Angelité, Huun-Huur-Tu, Jasper van’t Hof, Moscow Art Trio, Magma, Piirpauke u.a.

Jaro 4359-2
(222 Min., 1981-2021) 3 CDs

Folkloristischer Reggae-Jazz aus Finnland! Oberton-Sänger aus der Sowjetrepublik Tuva! Proto-Afro-Techno aus den Niederlanden! Es gibt wenige Plattenfirmen, die schon so lange kontinuierlich im Geschäft sind, und keine, die über eine derart wilde Künstlermischung verfügen dürfte wie das in Bremen beheimatete Label Jaro. 2021 kann das von dem studierten Sozialarbeiter und passionierten Welterkunder Ulrich Balß gegründete Unternehmen seinen 40. Geburtstag feiern. Als Geschenk für sich und die Hörer kommt nun eine Dreifach-CD heraus, die mit dem schnöden Wort „Sampler“ nur unzureichend beschrieben ist.
Bei „In the Year 2021. Looking back at 40 Years of JARO music“ handelt es sich vielmehr um eine Zeitreise, anhand derer man sich die Entwicklung verschiedener heute völlig selbstverständlicher Genre-Durchmischungen vor Ohren halten kann. Musik, für deren Bezeichnung man zum Zeitpunkt ihres Entstehens noch nach Worten rang. Das galt 1981 beispielsweise für die finnische Band Piirpauke um den Multiinstrumentalisten Sakari Kukko, mit der sowohl die Jubiläums-Compilation als auch die Veröffentlichungshistorie von Jaro beginnt. Jamaikanisches, Jazzrock, aber auch Volksmusikhaftes findet sich in Piirpaukes „Swedish Reggae“. Ethno-Jazz würde man diesen Mix heute vermutlich nennen (obwohl das auch nicht ganz zutreffend wäre), allerdings wird dieser Begriff erst ab 1990 flächendeckend gebraucht.

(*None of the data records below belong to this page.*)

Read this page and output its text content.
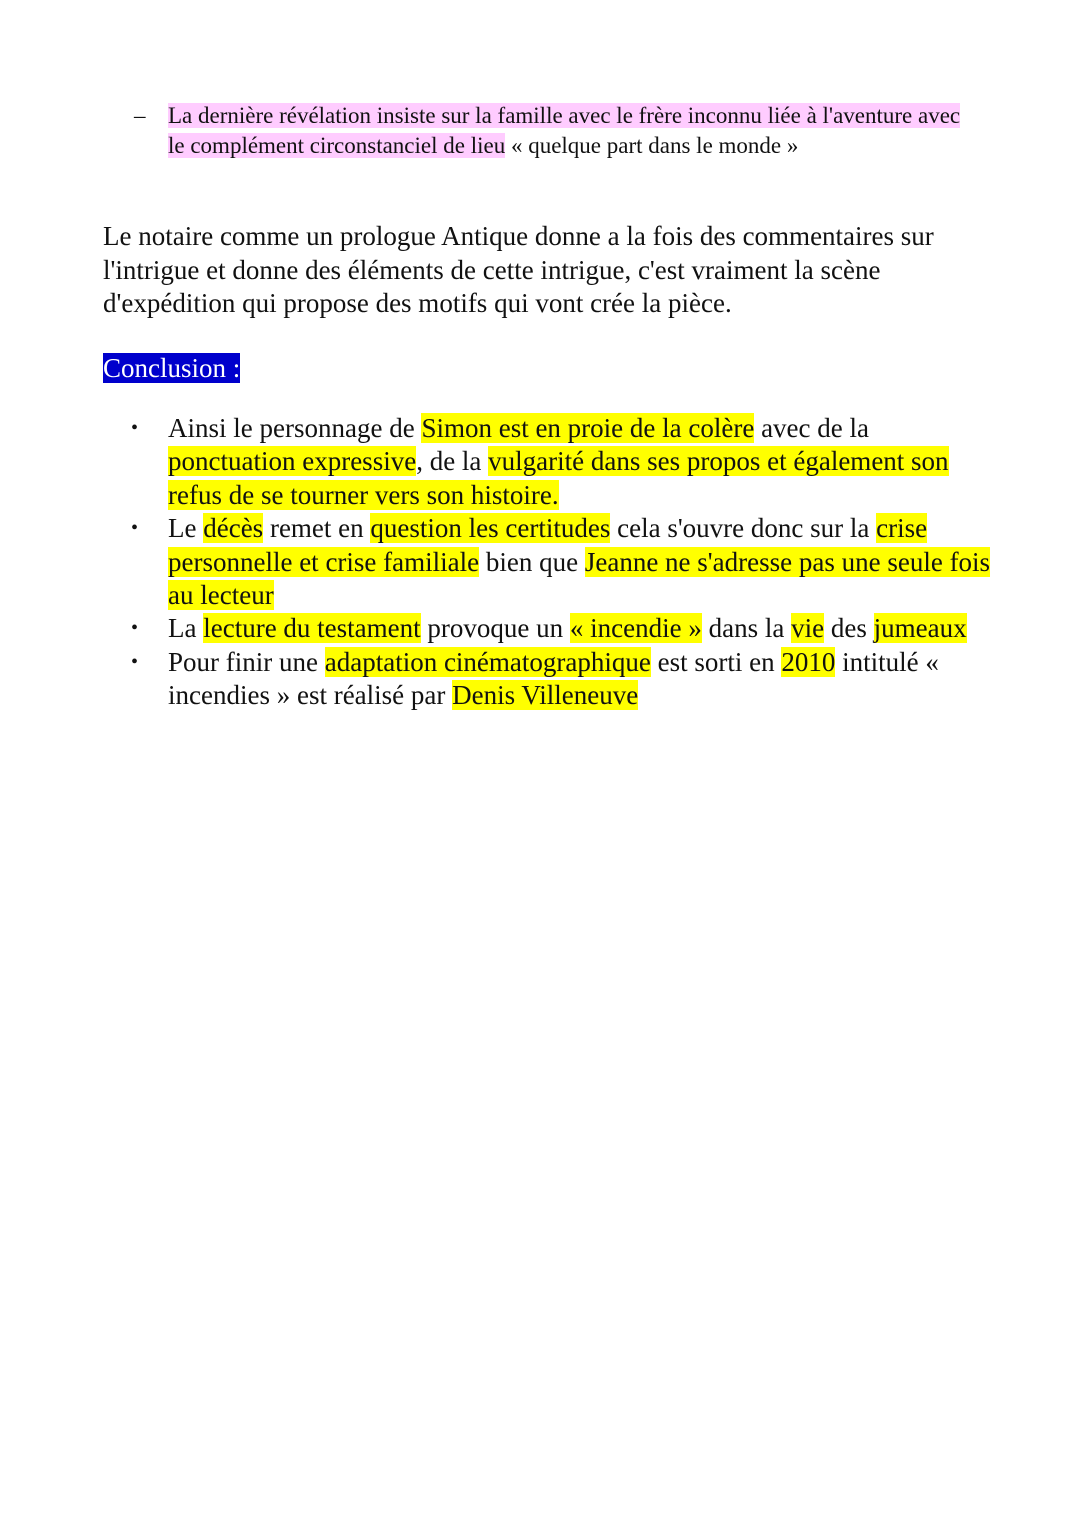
– La dernière révélation insiste sur la famille avec le frère inconnu liée à l'aventure avec le complément circonstanciel de lieu « quelque part dans le monde »

Le notaire comme un prologue Antique donne a la fois des commentaires sur l'intrigue et donne des éléments de cette intrigue, c'est vraiment la scène d'expédition qui propose des motifs qui vont crée la pièce.

Conclusion :
• Ainsi le personnage de Simon est en proie de la colère avec de la ponctuation expressive, de la vulgarité dans ses propos et également son refus de se tourner vers son histoire.
• Le décès remet en question les certitudes cela s'ouvre donc sur la crise personnelle et crise familiale bien que Jeanne ne s'adresse pas une seule fois au lecteur
• La lecture du testament provoque un « incendie » dans la vie des jumeaux
• Pour finir une adaptation cinématographique est sorti en 2010 intitulé « incendies » est réalisé par Denis Villeneuve
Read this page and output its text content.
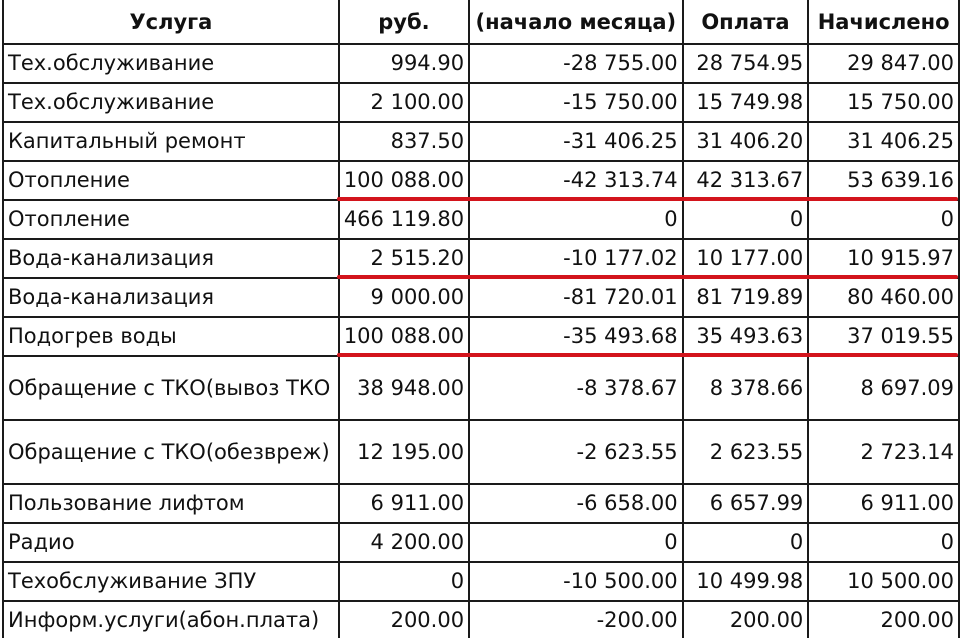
Услуга	руб.	(начало месяца)	Оплата	Начислено
Тех.обслуживание	994.90	-28 755.00	28 754.95	29 847.00
Тех.обслуживание	2 100.00	-15 750.00	15 749.98	15 750.00
Капитальный ремонт	837.50	-31 406.25	31 406.20	31 406.25
Отопление	100 088.00	-42 313.74	42 313.67	53 639.16
Отопление	466 119.80	0	0	0
Вода-канализация	2 515.20	-10 177.02	10 177.00	10 915.97
Вода-канализация	9 000.00	-81 720.01	81 719.89	80 460.00
Подогрев воды	100 088.00	-35 493.68	35 493.63	37 019.55
Обращение с ТКО(вывоз ТКО	38 948.00	-8 378.67	8 378.66	8 697.09
Обращение с ТКО(обезвреж)	12 195.00	-2 623.55	2 623.55	2 723.14
Пользование лифтом	6 911.00	-6 658.00	6 657.99	6 911.00
Радио	4 200.00	0	0	0
Техобслуживание ЗПУ	0	-10 500.00	10 499.98	10 500.00
Информ.услуги(абон.плата)	200.00	-200.00	200.00	200.00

Und so zeigt das Dreifach-Album, wie oft Jaro in seinem Entdeckungsreichtum der Zeit voraus war. Etwa im Fall von Jasper van’t Hofs Projekt „Pili Pili“, das 1984 mit seiner Melange aus kurzen Jazz-Klaviermotiven, afrikanischer Percussion und einem hypnotischen Beat in der alternativen Partyszene für Tanz-Exzesse sorgte. Wenn man nun das über 15-minütige Signaturstück „Pili Pili“ hört, vernimmt man bereits Anklänge von technoiden Trance-Elementen, die frühestens eine Dekade später zum Allgemeingut wurden.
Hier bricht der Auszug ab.